Dénoncées avec force pendant la guerre d’Algérie, la pratique généralisée de la torture et son institutionnalisation ont fait prendre conscience de l’horreur de cette guerre coloniale. Malgré quelques beaux films et quelques grands livres, le silence, alimenté par l’amnistie du 22 mars 1962, était retombé sur cette tragédie. Quarante ans plus tard, un appel lancé par douze intellectuels (dont Henri Alleg qui survécut à « la question » et Josette Audin, la veuve d’un jeune mathématicien qui succomba) suscite des centaines de témoignages, recueille des milliers de signatures. Des généraux s’expriment : certains avouent et regrettent, d’autres reconnaissent les faits, d’autres continuent à nier. Des consciences sont soulagées.

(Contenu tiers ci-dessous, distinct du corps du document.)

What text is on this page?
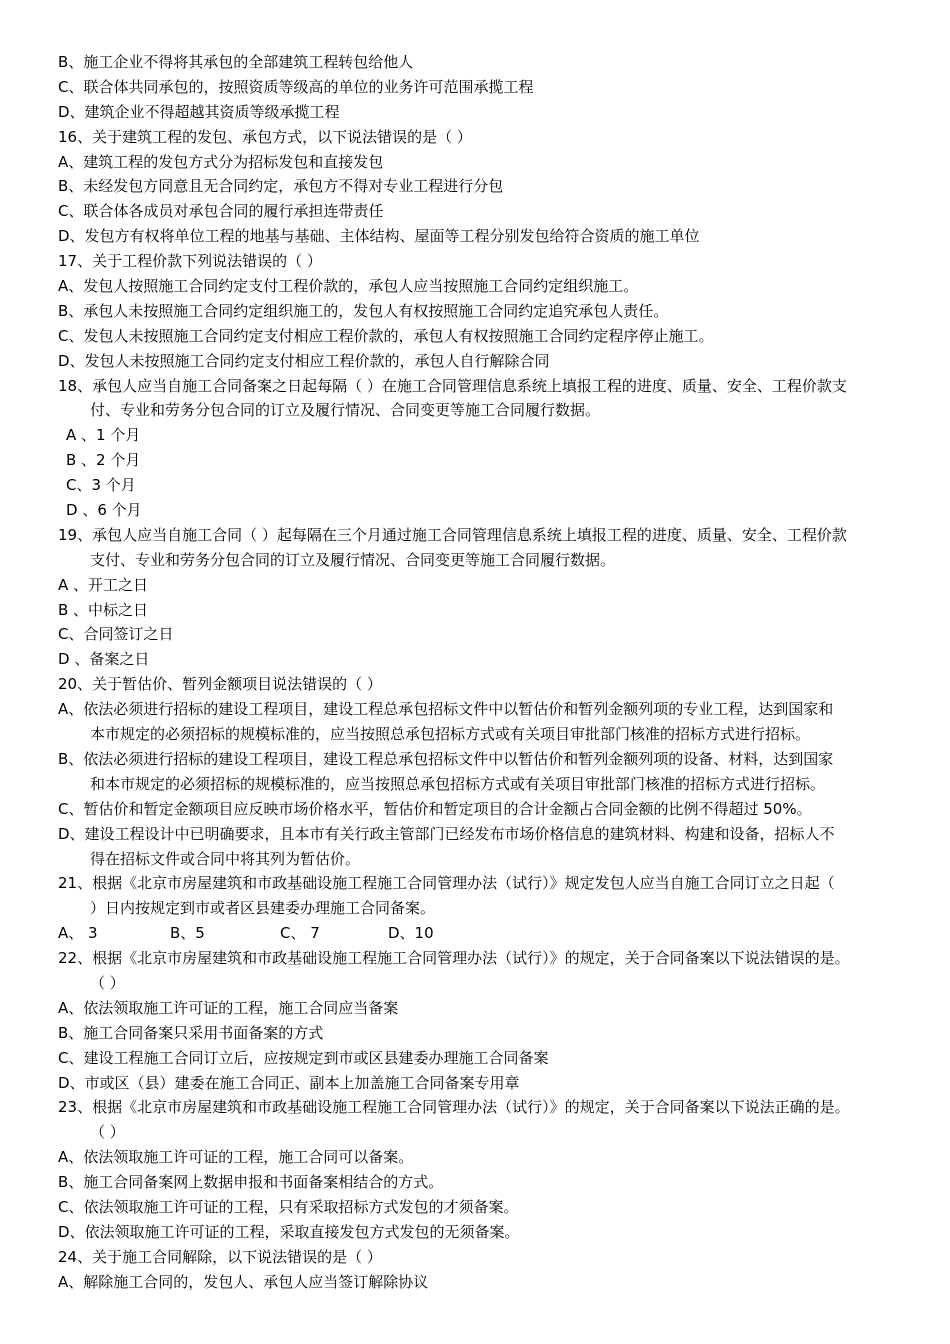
B、施工企业不得将其承包的全部建筑工程转包给他人
C、联合体共同承包的，按照资质等级高的单位的业务许可范围承揽工程
D、建筑企业不得超越其资质等级承揽工程
16、关于建筑工程的发包、承包方式，以下说法错误的是（ ）
A、建筑工程的发包方式分为招标发包和直接发包
B、未经发包方同意且无合同约定，承包方不得对专业工程进行分包
C、联合体各成员对承包合同的履行承担连带责任
D、发包方有权将单位工程的地基与基础、主体结构、屋面等工程分别发包给符合资质的施工单位
17、关于工程价款下列说法错误的（ ）
A、发包人按照施工合同约定支付工程价款的，承包人应当按照施工合同约定组织施工。
B、承包人未按照施工合同约定组织施工的，发包人有权按照施工合同约定追究承包人责任。
C、发包人未按照施工合同约定支付相应工程价款的，承包人有权按照施工合同约定程序停止施工。
D、发包人未按照施工合同约定支付相应工程价款的，承包人自行解除合同
18、承包人应当自施工合同备案之日起每隔（ ）在施工合同管理信息系统上填报工程的进度、质量、安全、工程价款支
付、专业和劳务分包合同的订立及履行情况、合同变更等施工合同履行数据。
A 、1 个月
B 、2 个月
C、3 个月
D 、6 个月
19、承包人应当自施工合同（ ）起每隔在三个月通过施工合同管理信息系统上填报工程的进度、质量、安全、工程价款
支付、专业和劳务分包合同的订立及履行情况、合同变更等施工合同履行数据。
A 、开工之日
B 、中标之日
C、合同签订之日
D 、备案之日
20、关于暂估价、暂列金额项目说法错误的（ ）
A、依法必须进行招标的建设工程项目，建设工程总承包招标文件中以暂估价和暂列金额列项的专业工程，达到国家和
本市规定的必须招标的规模标准的，应当按照总承包招标方式或有关项目审批部门核准的招标方式进行招标。
B、依法必须进行招标的建设工程项目，建设工程总承包招标文件中以暂估价和暂列金额列项的设备、材料，达到国家
和本市规定的必须招标的规模标准的，应当按照总承包招标方式或有关项目审批部门核准的招标方式进行招标。
C、暂估价和暂定金额项目应反映市场价格水平，暂估价和暂定项目的合计金额占合同金额的比例不得超过 50%。
D、建设工程设计中已明确要求，且本市有关行政主管部门已经发布市场价格信息的建筑材料、构建和设备，招标人不
得在招标文件或合同中将其列为暂估价。
21、根据《北京市房屋建筑和市政基础设施工程施工合同管理办法（试行）》规定发包人应当自施工合同订立之日起（
）日内按规定到市或者区县建委办理施工合同备案。
A、 3	B、5	C、 7	D、10
22、根据《北京市房屋建筑和市政基础设施工程施工合同管理办法（试行）》的规定，关于合同备案以下说法错误的是。
（ ）
A、依法领取施工许可证的工程，施工合同应当备案
B、施工合同备案只采用书面备案的方式
C、建设工程施工合同订立后，应按规定到市或区县建委办理施工合同备案
D、市或区（县）建委在施工合同正、副本上加盖施工合同备案专用章
23、根据《北京市房屋建筑和市政基础设施工程施工合同管理办法（试行）》的规定，关于合同备案以下说法正确的是。
（ ）
A、依法领取施工许可证的工程，施工合同可以备案。
B、施工合同备案网上数据申报和书面备案相结合的方式。
C、依法领取施工许可证的工程，只有采取招标方式发包的才须备案。
D、依法领取施工许可证的工程，采取直接发包方式发包的无须备案。
24、关于施工合同解除，以下说法错误的是（ ）
A、解除施工合同的，发包人、承包人应当签订解除协议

De toute façon, une chape de plomb a été soulevée. La vérité se fait jour à travers les médias.
La Ligue des droits de l’homme, qui garde reconnaissance à Daniel Mayer pour l’intransigeance dont il fit preuve à sa tête depuis 1958, soutient l’initiative des Douze. Il ne s’agit ni de compensation financière, ni de vengeance, ni de repentance. La police qui torturait en Algérie avant la guerre, l’armée française ne furent d’ailleurs pas seules à utiliser des pratiques aussi intolérables. Le peuple algérien comme le peuple français ont droit à une démarche d’entière vérité. C’est elle que nous appelons.
La torture doit être condamnée en toute circonstance, de manière absolue en raison de sa radicale inhumanité. Cela étant acquis et intangible, la LDH tient aussi à déclarer qu’on ne saurait jamais renvoyer dos-à-dos les dominants et les dominés, l’État colonisateur et les colonisés : c’est se conduire en hommes libres que de désigner à chaque moment les responsables et les responsabilités. En République c’est bien sûr le pouvoir politique qui, s’il ne donnait pas les ordres, couvrait et de fait encourageait les pratiques.
Pour que puissent s’affirmer des relations d’entière égalité entre la France et l’Algérie d’aujourd’hui, pour que la République française sorte grandie de cet effort de mémoire, de ce travail d’histoire, la Ligue demande au Président de la République et au Premier ministre (dont les premières réactions ont été encourageantes) de condamner publiquement la pratique massive de la torture pendant la guerre d’Algérie.